Câmara começa análise em 1º turno da PEC do fim da 6x1
São necessários ao menos 308 votos favoráveis em dois turnos; comissão aprovou redução gradual para 40h e fim da jornada em 60 dias após a promulgação


Presidente da Câmara, Hugo Motta (Republicanos-PB) | Divulgação/Kayo Magalhães/Câmara dos Deputados
A Câmara dos Deputados iniciou a análise em primeiro turno na noite desta quarta-feira (27) da Proposta de Emenda à Constituição (PEC) que acaba com a escala 6x1 e reduz a jornada de trabalho de 44h para 40h de forma escalonada. São necessários ao menos 308 deputados favoráveis em dois turnos.
A PEC foi aprovada em comissão especial durante a tarde por 34 votos a 4. O texto tem formato enxuto, com 9 artigos. As principais mudanças se concentram em dois pontos, ambos sem redução salarial:
1. Redução da jornada de 44h para 40h
- Como será feita: dois meses depois que a lei for promulgada, o período cairá para 42h e, depois de um ano, para 40h. Ou seja, o período de transição para a redução completa será de 14 meses.
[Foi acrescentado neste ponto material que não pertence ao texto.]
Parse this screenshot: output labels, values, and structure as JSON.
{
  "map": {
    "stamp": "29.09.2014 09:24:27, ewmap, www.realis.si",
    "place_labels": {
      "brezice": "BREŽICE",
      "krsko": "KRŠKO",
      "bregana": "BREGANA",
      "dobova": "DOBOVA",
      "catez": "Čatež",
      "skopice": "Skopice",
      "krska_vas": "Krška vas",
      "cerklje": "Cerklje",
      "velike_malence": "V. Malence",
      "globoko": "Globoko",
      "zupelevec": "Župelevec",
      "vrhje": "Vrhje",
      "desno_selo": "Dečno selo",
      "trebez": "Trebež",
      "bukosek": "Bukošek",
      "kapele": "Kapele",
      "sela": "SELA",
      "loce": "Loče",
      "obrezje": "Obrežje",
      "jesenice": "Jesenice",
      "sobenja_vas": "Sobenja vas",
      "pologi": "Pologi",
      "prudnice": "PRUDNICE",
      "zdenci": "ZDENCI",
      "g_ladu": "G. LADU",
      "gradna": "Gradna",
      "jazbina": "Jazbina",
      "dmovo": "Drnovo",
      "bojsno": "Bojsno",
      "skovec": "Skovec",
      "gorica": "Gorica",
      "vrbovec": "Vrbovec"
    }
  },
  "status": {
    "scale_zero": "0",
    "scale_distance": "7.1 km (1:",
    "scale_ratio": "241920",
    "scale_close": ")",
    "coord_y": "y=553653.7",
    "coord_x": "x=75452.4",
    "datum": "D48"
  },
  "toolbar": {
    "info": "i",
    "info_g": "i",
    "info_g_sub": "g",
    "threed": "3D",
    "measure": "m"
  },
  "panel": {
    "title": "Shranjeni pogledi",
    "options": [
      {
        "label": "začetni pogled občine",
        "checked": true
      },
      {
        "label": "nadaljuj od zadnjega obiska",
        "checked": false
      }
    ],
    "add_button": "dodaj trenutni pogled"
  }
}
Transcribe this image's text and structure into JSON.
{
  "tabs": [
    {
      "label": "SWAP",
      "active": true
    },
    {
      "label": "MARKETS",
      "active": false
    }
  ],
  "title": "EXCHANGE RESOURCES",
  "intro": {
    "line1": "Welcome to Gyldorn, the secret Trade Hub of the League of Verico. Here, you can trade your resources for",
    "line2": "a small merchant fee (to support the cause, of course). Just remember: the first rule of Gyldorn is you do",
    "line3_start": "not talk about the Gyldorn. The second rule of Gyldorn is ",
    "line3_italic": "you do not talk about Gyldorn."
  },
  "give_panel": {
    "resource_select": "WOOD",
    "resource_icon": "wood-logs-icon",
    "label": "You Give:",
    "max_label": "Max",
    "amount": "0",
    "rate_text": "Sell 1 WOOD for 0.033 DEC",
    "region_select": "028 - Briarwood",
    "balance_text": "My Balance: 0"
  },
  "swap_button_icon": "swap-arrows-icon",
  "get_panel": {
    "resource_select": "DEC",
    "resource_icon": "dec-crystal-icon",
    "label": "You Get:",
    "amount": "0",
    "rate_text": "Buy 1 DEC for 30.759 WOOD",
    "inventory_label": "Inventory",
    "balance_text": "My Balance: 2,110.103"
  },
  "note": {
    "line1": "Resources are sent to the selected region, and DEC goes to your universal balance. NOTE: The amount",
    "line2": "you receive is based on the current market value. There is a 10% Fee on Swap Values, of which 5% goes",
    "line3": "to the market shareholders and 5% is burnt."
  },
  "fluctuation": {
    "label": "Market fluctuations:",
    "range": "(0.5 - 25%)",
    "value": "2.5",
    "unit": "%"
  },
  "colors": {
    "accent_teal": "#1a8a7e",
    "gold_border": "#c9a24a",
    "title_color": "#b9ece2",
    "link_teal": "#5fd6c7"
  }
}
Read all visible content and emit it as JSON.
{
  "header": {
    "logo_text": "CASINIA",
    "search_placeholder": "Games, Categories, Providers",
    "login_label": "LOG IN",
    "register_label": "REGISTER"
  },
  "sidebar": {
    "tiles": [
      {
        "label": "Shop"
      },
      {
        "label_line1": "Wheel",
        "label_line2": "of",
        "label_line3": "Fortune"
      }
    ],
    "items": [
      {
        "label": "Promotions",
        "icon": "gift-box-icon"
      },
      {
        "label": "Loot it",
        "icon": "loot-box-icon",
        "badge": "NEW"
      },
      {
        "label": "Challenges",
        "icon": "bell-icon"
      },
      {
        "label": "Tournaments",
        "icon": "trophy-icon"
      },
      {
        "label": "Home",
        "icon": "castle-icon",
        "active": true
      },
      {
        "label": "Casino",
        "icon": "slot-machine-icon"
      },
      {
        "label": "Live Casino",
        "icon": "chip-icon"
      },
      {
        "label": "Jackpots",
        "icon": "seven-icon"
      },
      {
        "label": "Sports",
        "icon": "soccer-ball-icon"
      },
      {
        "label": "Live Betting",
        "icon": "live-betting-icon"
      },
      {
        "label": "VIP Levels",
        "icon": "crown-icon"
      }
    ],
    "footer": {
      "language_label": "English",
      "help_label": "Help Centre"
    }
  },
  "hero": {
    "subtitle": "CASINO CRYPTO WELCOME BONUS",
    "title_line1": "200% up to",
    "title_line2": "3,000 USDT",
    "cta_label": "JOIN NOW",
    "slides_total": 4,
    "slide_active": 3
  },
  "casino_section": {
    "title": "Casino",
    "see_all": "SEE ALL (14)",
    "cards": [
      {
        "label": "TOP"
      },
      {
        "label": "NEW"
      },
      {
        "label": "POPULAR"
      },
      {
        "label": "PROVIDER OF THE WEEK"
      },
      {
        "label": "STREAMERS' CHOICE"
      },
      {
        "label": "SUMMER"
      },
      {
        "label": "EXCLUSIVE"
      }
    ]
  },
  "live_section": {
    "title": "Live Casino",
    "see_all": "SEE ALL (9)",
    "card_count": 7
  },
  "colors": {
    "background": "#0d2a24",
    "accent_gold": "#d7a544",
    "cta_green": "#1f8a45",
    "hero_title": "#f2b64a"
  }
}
O máximo da jornada diária será de 8h.
2. Fim da escala 6x1
- Como será feita: dois meses depois que a lei for promulgada, os trabalhadores já terão direito a pelo menos duas folgas semanais remuneradas, com uma preferencialmente aos domingos – ou seja, altera a obrigatoriedade atual de que a folga coincida com o final de semana.
Período de Transição
O acordo foi articulado na comissão especial pelo relator, deputado Leo Prates (Republicanos-BA), junto à base do governo e ao comando da Câmara, na figura do presidente Hugo Motta (Republicanos-PB). O texto foi aprovado nesta quarta por 34 votos a 4.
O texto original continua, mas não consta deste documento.